Вот клошар, ему снятся собачьи гостиницы, кошачьи больницы и покупной корм для белок и голубей – для него самого. Он сидит у воды в радужных кольцах бензина и размышляет, что человек произошел от кентавра; что, двуногий, он как вымершая лошадь Пржевальского, ну и так далее. А что Лета вспять еще как потечет, это уж он проверял. Каждый раз седлает его панический страх – помирать и опять возвращаться. Из-под кепки достает он хабарик, выкрошивает мокрый табак в кулак, – постоянный сезон дождей и рождений.
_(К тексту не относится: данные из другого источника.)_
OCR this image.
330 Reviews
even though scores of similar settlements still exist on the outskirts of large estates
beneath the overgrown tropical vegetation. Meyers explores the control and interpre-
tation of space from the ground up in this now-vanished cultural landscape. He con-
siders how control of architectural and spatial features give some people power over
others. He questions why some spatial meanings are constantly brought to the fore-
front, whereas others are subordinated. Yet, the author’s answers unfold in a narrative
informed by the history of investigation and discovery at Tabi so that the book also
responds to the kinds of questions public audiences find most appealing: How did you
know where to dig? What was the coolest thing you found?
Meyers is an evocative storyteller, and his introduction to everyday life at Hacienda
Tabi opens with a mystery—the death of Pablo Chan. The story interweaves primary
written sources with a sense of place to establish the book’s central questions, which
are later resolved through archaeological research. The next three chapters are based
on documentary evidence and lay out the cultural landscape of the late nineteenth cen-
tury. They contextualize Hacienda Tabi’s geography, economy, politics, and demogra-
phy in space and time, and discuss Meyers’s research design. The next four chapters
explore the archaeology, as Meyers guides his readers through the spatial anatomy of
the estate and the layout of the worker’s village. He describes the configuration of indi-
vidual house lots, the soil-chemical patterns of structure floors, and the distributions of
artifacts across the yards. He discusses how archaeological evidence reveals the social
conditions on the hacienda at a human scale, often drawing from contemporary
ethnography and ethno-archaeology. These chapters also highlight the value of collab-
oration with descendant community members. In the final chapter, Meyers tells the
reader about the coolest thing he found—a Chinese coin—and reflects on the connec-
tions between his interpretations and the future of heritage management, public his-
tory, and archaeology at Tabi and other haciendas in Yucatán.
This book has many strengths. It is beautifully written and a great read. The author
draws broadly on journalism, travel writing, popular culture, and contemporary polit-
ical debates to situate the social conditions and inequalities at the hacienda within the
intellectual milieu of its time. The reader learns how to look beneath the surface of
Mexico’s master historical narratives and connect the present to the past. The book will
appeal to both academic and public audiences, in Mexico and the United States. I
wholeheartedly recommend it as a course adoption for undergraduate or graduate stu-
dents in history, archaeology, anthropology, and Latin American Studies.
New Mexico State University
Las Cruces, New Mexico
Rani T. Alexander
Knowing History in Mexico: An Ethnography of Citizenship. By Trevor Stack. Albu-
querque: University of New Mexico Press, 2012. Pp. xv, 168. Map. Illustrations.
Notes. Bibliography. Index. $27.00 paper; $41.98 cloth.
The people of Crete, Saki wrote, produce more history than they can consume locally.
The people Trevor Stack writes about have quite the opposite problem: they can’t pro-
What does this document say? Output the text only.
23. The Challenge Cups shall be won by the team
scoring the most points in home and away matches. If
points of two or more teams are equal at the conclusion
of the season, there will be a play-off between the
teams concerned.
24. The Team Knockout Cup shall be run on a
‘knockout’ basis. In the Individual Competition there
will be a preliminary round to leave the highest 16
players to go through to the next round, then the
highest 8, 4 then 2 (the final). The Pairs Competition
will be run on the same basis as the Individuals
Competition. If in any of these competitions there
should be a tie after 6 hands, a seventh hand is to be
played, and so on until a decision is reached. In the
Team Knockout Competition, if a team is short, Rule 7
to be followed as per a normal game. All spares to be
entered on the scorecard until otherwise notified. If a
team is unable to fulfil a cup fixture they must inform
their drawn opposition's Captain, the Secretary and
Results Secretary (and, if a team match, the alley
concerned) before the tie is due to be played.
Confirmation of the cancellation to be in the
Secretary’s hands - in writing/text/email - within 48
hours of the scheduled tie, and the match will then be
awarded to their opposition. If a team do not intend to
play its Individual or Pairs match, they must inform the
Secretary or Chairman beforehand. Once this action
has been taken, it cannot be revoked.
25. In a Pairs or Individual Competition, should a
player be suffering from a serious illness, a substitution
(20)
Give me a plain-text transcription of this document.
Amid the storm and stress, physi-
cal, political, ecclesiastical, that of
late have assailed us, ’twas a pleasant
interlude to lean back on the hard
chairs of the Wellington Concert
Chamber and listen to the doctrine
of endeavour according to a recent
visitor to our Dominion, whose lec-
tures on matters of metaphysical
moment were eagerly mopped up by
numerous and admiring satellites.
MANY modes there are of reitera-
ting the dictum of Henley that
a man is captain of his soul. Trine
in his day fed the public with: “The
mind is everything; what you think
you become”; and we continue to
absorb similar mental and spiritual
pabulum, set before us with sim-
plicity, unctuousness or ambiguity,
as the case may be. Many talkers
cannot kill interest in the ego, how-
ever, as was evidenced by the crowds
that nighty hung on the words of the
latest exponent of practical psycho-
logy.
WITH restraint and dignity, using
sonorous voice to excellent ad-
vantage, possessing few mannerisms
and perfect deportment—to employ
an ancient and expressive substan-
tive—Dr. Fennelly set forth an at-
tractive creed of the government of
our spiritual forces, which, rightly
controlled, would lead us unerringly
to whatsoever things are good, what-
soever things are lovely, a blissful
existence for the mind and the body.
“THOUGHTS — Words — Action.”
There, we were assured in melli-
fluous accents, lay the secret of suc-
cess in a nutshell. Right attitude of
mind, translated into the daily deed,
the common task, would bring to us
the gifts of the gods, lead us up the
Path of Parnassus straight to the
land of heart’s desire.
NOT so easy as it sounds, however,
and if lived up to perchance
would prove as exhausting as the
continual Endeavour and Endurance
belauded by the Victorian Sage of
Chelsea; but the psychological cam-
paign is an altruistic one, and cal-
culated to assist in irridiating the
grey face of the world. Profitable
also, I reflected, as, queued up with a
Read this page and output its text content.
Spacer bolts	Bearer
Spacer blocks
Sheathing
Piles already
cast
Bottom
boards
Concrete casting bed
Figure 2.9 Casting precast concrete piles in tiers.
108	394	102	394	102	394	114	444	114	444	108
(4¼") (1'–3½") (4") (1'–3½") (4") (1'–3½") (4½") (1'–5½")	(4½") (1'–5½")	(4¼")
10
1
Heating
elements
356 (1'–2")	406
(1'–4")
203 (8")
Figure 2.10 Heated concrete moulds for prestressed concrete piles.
Вон знакомая проститутка беззубо осклабилась, что-то чувствует, – веселит его перед халтурой (может быть, никогда не увидимся со своим отражением в Сене и в пьяных глазах?): то закинет себе на плечо одну опавшую грудь, то другую, и как запоет истошно, протяжно на чужом языке! Заголосит и затихнет: прохожие исподлобья глядят, медяков не бросают, – замри, тут сегодня пасется новый стервозный ажан с кобурой нараспашку, с душой... с душком... А бродяжка видал ее пустую ладошку с оборванной линией, и слышал не раз, иди знай, что там правда, но похоже на то. – Отбыла замужней и преданной (ха) чертову дюжину зим, разок изменила – и любовник, еще докторишка попался, спазмалитик, в постели катается, ржет и жует конский волос: – Так до смерти бы целкой была, кабы не я! Партизан твой супружник – скрытный, как ЦРУ. Спали небось через стенку? Ты вот-вот бы свихнулась, медицински тебе говорю! – А сам кровь ночами вычесывает, выстругивает из-под ногтей.

– Да и впрямь, – веселила она бездомных, – перед сном, перебивая любовь, комаров перебьет благоверный мой для начала – гонялся за ними с подушкой всю ночь, а для соседей напоказ лупил меня плеткой по носу. Как я визжала, дуреха... Вот им потеха была.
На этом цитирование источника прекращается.